Antagonism in pneumatically-actuated, stiffness-controllable robot fingers
Title: Antagonism in pneumatically-actuated, stiffness-controllable robot fingers
Authors: Agostino Stilli (University College London, Department of Computer Science, Surgical Robot Vision Group); Helge A. Wurdemann (University College London, Department of Mechanical Engineering); Kaspar Althoefer (Queen Mary University of London, Advanced Robotics @ Queen Mary (ARQ));
Citation: Stilli, A., Wurdemann, H. A., Althoefer, K., (2018). Antagonism in pneumatically-actuated, stiffness-controllable robot fingers. UK-RAS Conference: ‘Robots Working For & Among Us’ Proceedings, 155-157.
The capability to vary stiffness in flexible robotic fingers provides increased dexterity and manipulation capabilities – opening up a completely new approach to grasping a wide range of objects. The proposed robot finger concept marries the advantages of soft material robotics with the advantages of robot systems that are stiff and capable of handling high-payload objects. Is it widely accepted that most soft material robots such as those made from silicone rubber suffer from an inability to apply high forces to the environment they are in contact with, limiting their application. On the other hand, traditional non-compliant robot hands made of rigid components often require accurate information about the location of objects to be handled and advanced control strategies to achieve a good grasp – further, the range of objects is often limited, since a particular grasper architecture is often optimized for grasping a small set of objects.
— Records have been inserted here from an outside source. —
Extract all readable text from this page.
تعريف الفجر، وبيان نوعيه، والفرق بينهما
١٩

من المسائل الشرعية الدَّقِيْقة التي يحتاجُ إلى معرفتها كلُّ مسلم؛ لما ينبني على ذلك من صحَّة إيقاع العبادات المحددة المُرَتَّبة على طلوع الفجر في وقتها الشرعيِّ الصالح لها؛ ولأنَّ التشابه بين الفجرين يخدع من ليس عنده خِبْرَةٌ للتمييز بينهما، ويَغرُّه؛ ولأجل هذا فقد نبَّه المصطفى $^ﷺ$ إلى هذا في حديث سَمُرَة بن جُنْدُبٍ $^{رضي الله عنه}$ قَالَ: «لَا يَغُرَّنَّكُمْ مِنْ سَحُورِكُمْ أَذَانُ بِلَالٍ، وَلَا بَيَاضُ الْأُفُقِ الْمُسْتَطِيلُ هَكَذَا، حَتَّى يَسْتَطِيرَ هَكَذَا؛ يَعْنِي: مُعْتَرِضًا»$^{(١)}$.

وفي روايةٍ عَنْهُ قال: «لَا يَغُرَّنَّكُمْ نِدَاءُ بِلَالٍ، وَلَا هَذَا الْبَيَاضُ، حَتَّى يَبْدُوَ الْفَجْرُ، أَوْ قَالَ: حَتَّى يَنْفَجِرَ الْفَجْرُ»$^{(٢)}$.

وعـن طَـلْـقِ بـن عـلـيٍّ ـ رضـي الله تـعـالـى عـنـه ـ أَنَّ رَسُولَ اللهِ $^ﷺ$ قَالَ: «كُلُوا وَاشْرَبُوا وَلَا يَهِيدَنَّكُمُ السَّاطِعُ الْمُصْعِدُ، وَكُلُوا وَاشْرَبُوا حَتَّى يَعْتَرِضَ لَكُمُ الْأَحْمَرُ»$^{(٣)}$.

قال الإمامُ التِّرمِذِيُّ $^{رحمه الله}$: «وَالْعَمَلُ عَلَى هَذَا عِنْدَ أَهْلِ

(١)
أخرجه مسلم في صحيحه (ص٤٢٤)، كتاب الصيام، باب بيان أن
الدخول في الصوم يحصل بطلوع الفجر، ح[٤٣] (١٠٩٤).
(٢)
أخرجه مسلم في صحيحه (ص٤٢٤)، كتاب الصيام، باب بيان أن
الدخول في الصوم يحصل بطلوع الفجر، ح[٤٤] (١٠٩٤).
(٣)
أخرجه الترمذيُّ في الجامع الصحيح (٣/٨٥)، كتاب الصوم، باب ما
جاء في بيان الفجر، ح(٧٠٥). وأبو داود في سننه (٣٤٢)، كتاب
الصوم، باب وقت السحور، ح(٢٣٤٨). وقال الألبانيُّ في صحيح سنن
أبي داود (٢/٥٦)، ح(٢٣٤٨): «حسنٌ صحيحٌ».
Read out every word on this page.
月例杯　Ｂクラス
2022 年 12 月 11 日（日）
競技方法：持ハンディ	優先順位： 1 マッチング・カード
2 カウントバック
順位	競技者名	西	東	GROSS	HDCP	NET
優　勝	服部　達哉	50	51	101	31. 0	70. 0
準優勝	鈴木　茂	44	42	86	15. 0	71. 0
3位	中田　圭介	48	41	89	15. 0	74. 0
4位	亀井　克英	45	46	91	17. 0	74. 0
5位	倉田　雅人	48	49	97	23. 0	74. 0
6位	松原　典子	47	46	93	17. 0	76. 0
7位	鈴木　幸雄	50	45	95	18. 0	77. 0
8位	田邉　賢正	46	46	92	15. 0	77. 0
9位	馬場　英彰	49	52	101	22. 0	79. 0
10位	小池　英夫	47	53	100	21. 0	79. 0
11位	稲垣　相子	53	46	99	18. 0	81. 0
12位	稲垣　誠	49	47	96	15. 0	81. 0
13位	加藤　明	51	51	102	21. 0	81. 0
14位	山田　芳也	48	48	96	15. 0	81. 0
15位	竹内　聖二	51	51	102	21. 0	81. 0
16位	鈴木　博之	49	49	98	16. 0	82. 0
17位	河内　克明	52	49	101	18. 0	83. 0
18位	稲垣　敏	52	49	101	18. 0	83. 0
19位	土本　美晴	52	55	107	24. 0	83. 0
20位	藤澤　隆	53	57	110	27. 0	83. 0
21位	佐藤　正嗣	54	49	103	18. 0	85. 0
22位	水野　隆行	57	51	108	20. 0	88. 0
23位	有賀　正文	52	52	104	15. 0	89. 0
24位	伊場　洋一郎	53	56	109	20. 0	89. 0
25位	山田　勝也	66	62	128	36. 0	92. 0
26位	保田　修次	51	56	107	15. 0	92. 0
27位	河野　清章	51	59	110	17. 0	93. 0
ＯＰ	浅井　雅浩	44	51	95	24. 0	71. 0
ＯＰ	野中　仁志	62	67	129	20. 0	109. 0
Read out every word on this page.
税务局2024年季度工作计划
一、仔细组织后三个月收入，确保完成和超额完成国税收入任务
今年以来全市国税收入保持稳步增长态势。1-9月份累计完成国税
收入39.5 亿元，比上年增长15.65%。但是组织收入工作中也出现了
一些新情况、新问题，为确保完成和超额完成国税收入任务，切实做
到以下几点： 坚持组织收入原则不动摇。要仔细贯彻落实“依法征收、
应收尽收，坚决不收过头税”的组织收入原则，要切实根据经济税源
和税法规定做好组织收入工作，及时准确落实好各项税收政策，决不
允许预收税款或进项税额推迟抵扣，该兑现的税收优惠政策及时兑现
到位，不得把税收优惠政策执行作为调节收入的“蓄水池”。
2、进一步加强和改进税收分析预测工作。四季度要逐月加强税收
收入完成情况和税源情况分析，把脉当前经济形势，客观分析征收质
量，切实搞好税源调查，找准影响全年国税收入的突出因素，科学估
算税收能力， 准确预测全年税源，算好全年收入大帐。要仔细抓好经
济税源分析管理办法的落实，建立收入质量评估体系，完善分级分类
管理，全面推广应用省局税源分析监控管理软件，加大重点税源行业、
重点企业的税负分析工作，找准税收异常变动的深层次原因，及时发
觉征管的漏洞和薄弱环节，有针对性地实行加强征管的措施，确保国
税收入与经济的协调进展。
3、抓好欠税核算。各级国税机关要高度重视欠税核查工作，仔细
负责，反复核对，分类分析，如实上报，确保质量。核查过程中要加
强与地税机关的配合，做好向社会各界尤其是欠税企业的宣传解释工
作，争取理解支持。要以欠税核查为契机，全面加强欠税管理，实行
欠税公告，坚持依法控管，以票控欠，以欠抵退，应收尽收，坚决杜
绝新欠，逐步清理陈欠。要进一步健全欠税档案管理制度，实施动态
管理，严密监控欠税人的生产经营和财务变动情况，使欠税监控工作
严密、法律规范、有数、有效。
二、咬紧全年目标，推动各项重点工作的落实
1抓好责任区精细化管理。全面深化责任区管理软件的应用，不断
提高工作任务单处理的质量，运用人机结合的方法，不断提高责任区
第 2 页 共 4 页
The proposed stiffness-controllable finger can approach the object in a low-stiffness state with all its advantages of compliance and can then adjust the stiff- ness adjusting to the shape of the object and requirements of the grasping task – once a grasp is established the stiffness can be ramped up considerably to lift heavy objects whilst not changing the assumed finger configuration. Hence, lifting heavy, but fragile objects becomes a possibility at low control cost. The proposed robot finger concept extends from existing robot fingers proposed elsewhere, because with its 2-DoF motion capability it can bend in different directions further enhancing the grasping capabilities of robot hands with which the pro- posed fingers is intended to be integrated – imagine a robot finger that can bend not only along one axis but in all directions around its longitudinal axis. The proposed concept provides the additional capability of massively extending from a collapsed state to a fully-extended state, even further enhancing the grasping and manipulation capabilities. This paper reports on the proposed robot finger concept highlighting its capability to bend in a multitude of directions, vary its stiffness and apply forces to the environment in a well-controlled fashion.